Um dies zu erreichen, benötigt der Täter das Abwehrinstrument der Entwertung: Andersdenkende werden zu „Terroristen“ oder „Nazis“ oder „Feinden des Volkes bzw. Allahs“ erklärt, die man ja guten Gewissens bis zur Ausrottung bekämpfen kann. Siehe Assads Umgang mit den Aufständischen. Siehe Putins Umgang mit Nawalny, Politkowskaja, Litwinenko, den Skripals, und, und, und…
Siehe Saddam Hussein. Siehe Muammar al Gaddafi. Siehe Mullah-Regime. Siehe Hitler, siehe Honecker, siehe Mielke, siehe Stalin. Die Liste ist endlos. Auch Donald Trump passt gut ins Schema, denn Zwanghafter plus Macht = Entwertung und Zerstörung zum Zwecke der „Errettung“. Groll auf irgendetwas, Untergangsphantasien und Selbstüberhöhung als „Wissende“ sind weltweit die Triebkräfte des Extremismus.

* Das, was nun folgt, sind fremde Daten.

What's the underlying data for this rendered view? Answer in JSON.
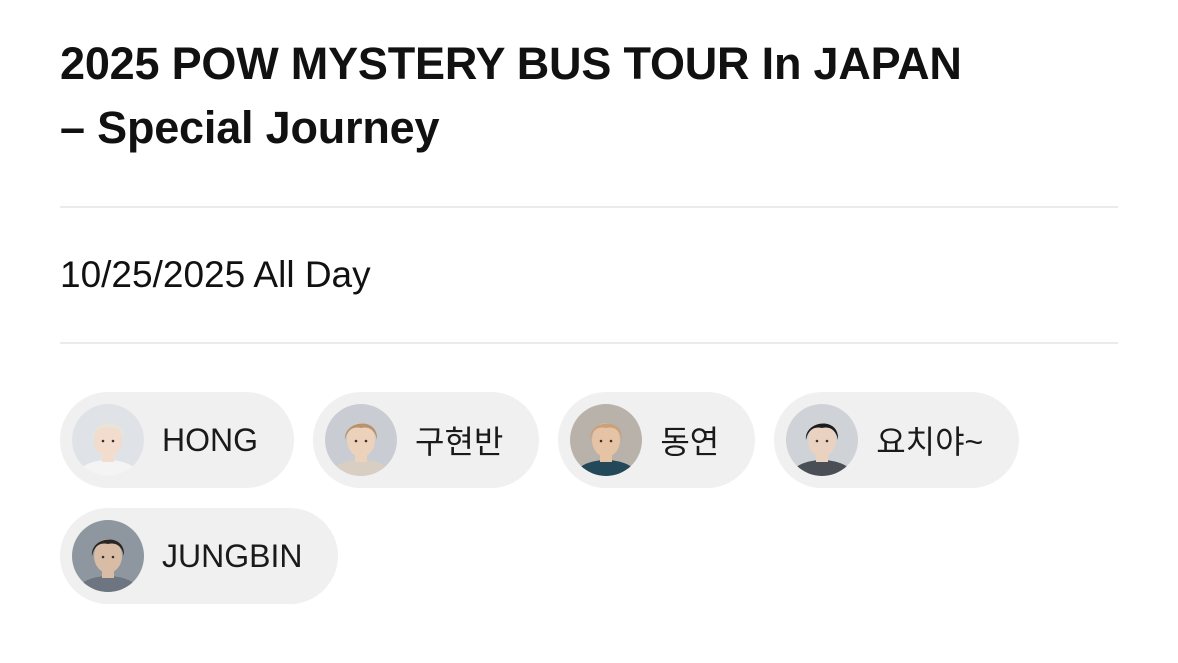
{
  "event": {
    "title_line1": "2025 POW MYSTERY BUS TOUR In JAPAN",
    "title_line2": "– Special Journey",
    "date": "10/25/2025 All Day"
  },
  "members": [
    {
      "name": "HONG",
      "avatar": "member-photo",
      "hair": "#e8e4d8",
      "skin": "#f1dccd",
      "shirt": "#f4f4f4",
      "bg": "#dfe3e8"
    },
    {
      "name": "구현반",
      "avatar": "member-photo",
      "hair": "#b8926c",
      "skin": "#ecd2bb",
      "shirt": "#d8cfc2",
      "bg": "#c9cdd3"
    },
    {
      "name": "동연",
      "avatar": "member-photo",
      "hair": "#c8a27a",
      "skin": "#e6c3a5",
      "shirt": "#23485a",
      "bg": "#b9b2aa"
    },
    {
      "name": "요치야~",
      "avatar": "member-photo",
      "hair": "#1b1b1f",
      "skin": "#ead2c0",
      "shirt": "#4a4f55",
      "bg": "#cfd3d8"
    },
    {
      "name": "JUNGBIN",
      "avatar": "member-photo",
      "hair": "#2a2624",
      "skin": "#d9bca5",
      "shirt": "#6d7580",
      "bg": "#8e969f"
    }
  ]
}
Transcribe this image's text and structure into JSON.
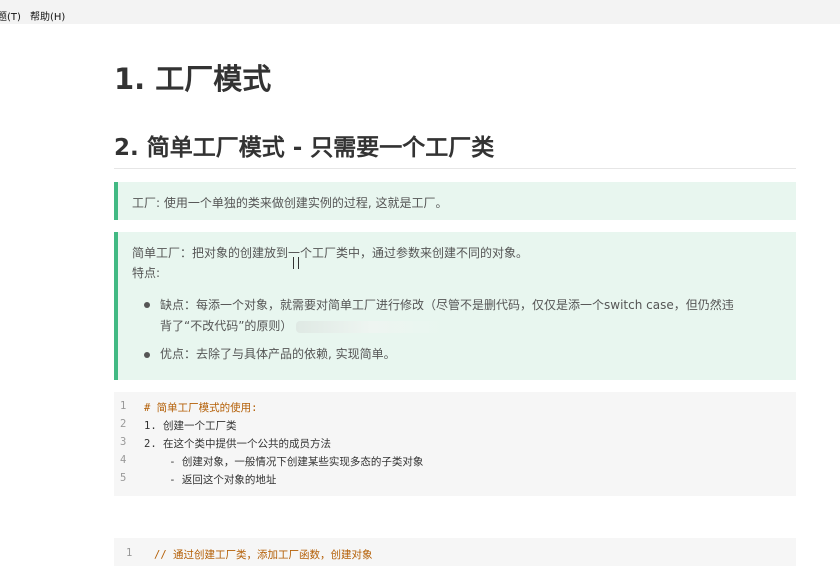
{
  "menubar": {
    "items": [
      "题(T)",
      "帮助(H)"
    ]
  },
  "doc": {
    "h1": "1. 工厂模式",
    "h2": "2. 简单工厂模式 - 只需要一个工厂类",
    "quote1": "工厂: 使用一个单独的类来做创建实例的过程, 这就是工厂。",
    "quote2": {
      "line1": "简单工厂：把对象的创建放到一个工厂类中，通过参数来创建不同的对象。",
      "line2": "特点:",
      "bullet1_l1": "缺点：每添一个对象，就需要对简单工厂进行修改（尽管不是删代码，仅仅是添一个switch case，但仍然违",
      "bullet1_l2": "背了“不改代码”的原则）",
      "bullet2": "优点：去除了与具体产品的依赖, 实现简单。"
    },
    "code1": {
      "lines": [
        {
          "n": "1",
          "t": "# 简单工厂模式的使用:"
        },
        {
          "n": "2",
          "t": "1. 创建一个工厂类"
        },
        {
          "n": "3",
          "t": "2. 在这个类中提供一个公共的成员方法"
        },
        {
          "n": "4",
          "t": "    - 创建对象，一般情况下创建某些实现多态的子类对象"
        },
        {
          "n": "5",
          "t": "    - 返回这个对象的地址"
        }
      ]
    },
    "code2": {
      "lines": [
        {
          "n": "1",
          "t": "// 通过创建工厂类，添加工厂函数，创建对象"
        }
      ]
    }
  }
}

Wohlgemerkt: Es gibt Millionen zwanghaft strukturierter Menschen, die sich als Wissenschaftler, Juristen, Polizisten, Soldaten oder auch Verwaltungskräfte bewähren und unserem Land wertvolle Dienste leisten. Doch es sind auch Zwanghafte, die erneut eine zwanghafte Gewaltherrschaft bei uns errichten wollen: Ein Prinz, eine Richterin, Soldaten, Ex-Polizisten, und dazu ein Haufen Deppen, die noch nie etwas waren und sich selbst erhöhen wollen, indem sie, langersehnt, Zwang auf andere ausüben. Da kann man dann schon mal Abgeordnete „festnehmen“ (Zwang) oder gar Regierungsmitglieder vor ein Tribunal stellen und sie zum Tode „verurteilen“ (Verleugnung), denn sie sind „Volksfeinde“ (Entwertung). Ab dann herrscht der bewaffnete Zwang in ganz Deutschland, vermutlich in seiner grausamsten Form, aber die können halt nicht anders.
Eine flagrante Schwäche des demokratischen Systems und des Völkerrechts ist es, dass man solche Entartungen nicht schon an der Wurzel bekämpfen kann: Der faschistische Umsturzversuch eines kriminellen Narzissten in den USA zeichnete sich schon im Vorfeld der US-Präsidentschaftswahlen ab. Aber wie ihn aufhalten und von öffentlichen Ämtern ausschließen? Wann und wie eingreifen, wenn die Milch sauer wird? Wie intervenieren, wenn ein Orban vom ehemaligen Liberalen zum Autokraten wird? Ein Putin zum Diktator? Ein Xi Jin Ping zum Größenwahnsinnigen?
Ich habe keine Antwort. Aber als Einer, der seine Kindheit unter den Nazisprüchen der deutschen Nachkriegszeit verbracht hat („Ja, du g´hörst ja nach Dachau!“ = Verleugnung), bin ich mir sicher, dass hier Hausaufgaben dringend gemacht werden müssen. Nicht zuletzt von der Forschung, die der Politik handhabbare Modelle liefern muss.
„Macht verdirbt. Vollkommene Macht verdirbt vollkommen!“, wandelte Lord Russell ein geflügeltes Wort von Lord Acton ab. Der Fehler unserer Demokratien liegt darin, dass ihre checks and balances eben nur in intakten (!) Demokratien funktionieren. Sie haben keinen wirklichen Schutzschild. Aber wir brauchen einen.
Ein internationaler Gerichtshof, der Staats- und/oder Regierungschefs des Amtes enthebt, wenn sie dabei sind (nicht erst danach!), Menschenrechte, Völkerrecht, Demokratie und Herrschaft des Rechts auszuhebeln? Warum eigentlich nicht? Das 21. Jahrhundert hat seine Aufgabe. Es wird sich ihr stellen müssen.